5 way to focus on money for your self-care

The self-care movement has boomed in recent years, with not only society’s approval but its active encouragement to practice self-care. Self-care is essentially something that a person does regularly or often that helps them personally live and sustain a healthy life.
It could be setting aside alone time to read a book or go for a walk, run a bath with candles or taking a digital detox. All these acts of self-care help to contribute to a happier environment for all – if you look after yourself, put your own oxygen mask on before that of others – you are stronger and better placed to then positively contribute to your family, friends and wider community.

Focussing on your finances is a form of self-care, even if you are someone who can get particularly stressed about numbers. Here are 10 ways you can practice self-care when it comes to finances:
1. Know Your Numbers
This is one of the crucial steps that we talk about in The Financielle Playbook and that is knowing your numbers – the key numbers that help give us actionable steps to take forward and gain control of our finances. So a simple 4 number exercise:
– what is your household income?
– what are your household outgoings?
– what are your assets?
– what are your debts?
The top two figures, income minus outgoings, give you your Excess which is your power money – your money to hit your goals with.
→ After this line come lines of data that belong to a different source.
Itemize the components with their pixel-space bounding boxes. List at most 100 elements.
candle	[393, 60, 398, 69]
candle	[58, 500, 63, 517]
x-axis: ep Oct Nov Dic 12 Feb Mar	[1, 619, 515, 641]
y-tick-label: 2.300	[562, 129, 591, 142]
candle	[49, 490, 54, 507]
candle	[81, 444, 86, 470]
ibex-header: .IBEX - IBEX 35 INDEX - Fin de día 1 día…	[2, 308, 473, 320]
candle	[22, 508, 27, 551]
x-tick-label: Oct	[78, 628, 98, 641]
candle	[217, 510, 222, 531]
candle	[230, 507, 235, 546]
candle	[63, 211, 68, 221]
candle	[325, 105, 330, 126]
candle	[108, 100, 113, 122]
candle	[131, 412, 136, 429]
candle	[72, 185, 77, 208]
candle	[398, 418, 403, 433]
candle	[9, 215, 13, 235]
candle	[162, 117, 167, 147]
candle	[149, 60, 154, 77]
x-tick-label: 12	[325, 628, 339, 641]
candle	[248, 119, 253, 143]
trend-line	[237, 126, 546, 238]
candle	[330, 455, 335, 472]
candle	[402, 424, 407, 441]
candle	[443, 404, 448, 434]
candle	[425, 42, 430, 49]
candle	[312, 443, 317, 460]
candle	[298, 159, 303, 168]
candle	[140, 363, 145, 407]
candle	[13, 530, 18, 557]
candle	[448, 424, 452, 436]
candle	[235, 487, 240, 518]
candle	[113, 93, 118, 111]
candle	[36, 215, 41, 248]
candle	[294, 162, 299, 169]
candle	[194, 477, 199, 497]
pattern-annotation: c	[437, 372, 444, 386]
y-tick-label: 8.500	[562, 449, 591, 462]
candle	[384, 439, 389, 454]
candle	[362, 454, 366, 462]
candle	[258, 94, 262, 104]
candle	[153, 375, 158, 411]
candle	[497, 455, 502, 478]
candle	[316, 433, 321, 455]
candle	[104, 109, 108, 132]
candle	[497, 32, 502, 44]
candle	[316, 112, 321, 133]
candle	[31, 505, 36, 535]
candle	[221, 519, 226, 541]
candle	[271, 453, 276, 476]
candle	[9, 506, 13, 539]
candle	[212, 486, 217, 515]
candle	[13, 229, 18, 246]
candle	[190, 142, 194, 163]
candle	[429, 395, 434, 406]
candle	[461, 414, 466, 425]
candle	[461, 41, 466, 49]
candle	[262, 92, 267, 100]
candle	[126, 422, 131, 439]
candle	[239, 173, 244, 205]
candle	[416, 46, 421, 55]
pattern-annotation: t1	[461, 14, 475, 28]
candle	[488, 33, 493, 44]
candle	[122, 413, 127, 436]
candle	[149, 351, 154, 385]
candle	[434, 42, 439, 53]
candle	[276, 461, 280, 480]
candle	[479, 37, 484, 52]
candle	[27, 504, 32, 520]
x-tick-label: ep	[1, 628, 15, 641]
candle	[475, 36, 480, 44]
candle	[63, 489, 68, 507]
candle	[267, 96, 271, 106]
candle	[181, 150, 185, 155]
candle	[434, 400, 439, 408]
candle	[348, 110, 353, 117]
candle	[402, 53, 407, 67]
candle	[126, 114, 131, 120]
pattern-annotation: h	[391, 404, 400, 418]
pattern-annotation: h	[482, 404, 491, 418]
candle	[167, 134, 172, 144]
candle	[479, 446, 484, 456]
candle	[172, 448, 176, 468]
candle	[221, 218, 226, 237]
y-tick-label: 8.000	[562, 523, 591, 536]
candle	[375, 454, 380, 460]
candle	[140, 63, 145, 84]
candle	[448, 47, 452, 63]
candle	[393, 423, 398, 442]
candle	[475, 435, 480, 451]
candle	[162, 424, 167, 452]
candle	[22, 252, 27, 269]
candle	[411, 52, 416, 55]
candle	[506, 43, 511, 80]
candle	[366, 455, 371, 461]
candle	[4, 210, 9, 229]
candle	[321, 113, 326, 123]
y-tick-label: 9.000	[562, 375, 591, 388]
The second two, assets minus liabilities, give you your networth figure – so what you own, less what you owe.
2. Do a fresh Budget every single month
Every income “pay day”, whether that be from a job, from universal credit, or from other side-hustle forms of income, is an opportunity to start a fresh with a budget. Do a fresh one every month, take the learnings from last month then wipe the slate clean and start a fresh.
3. Set aside a set amount every month to invest in you
This could be a Audible account, a gym membership or class, a training course, a facial mask set, a nail appointment – pick something that literally has your name next to it and include it as part of the budget – no matter how small the cost. Remind yourself that you are using your finances to invest in you.
4. Save SOMETHING
Even if it is the change from your pockets at the end of the day – save something and start to make it a habit. The confidence that comes from starting to build up a jar, then a pot, then later a full blown savings account will contribute massively to your financial wellness.
5. Pick a goal and visually work towards it
Take the goal that you are working towards right now (and if you don’t have one yet – pick one) and make it visible to you and perhaps to others if you wish, whether on the wall, on your phone wallpaper or on a vision board. Get your goal front of mind to remind yourself constantly of your “why”. Colouring-in charts are a great way to visibly track money goal progress; if you are paying off debt, it may be a debt-free chart. If you are saving for an emergency fund or for a house deposit, it may be a savings chart.
It can also help having an accountability partner – or even a co-goal owner, to help you achieve whatever goal you set.
These are 5 simple ways to use money and your finances to contribute to your self-care, and to grow your financial wellness.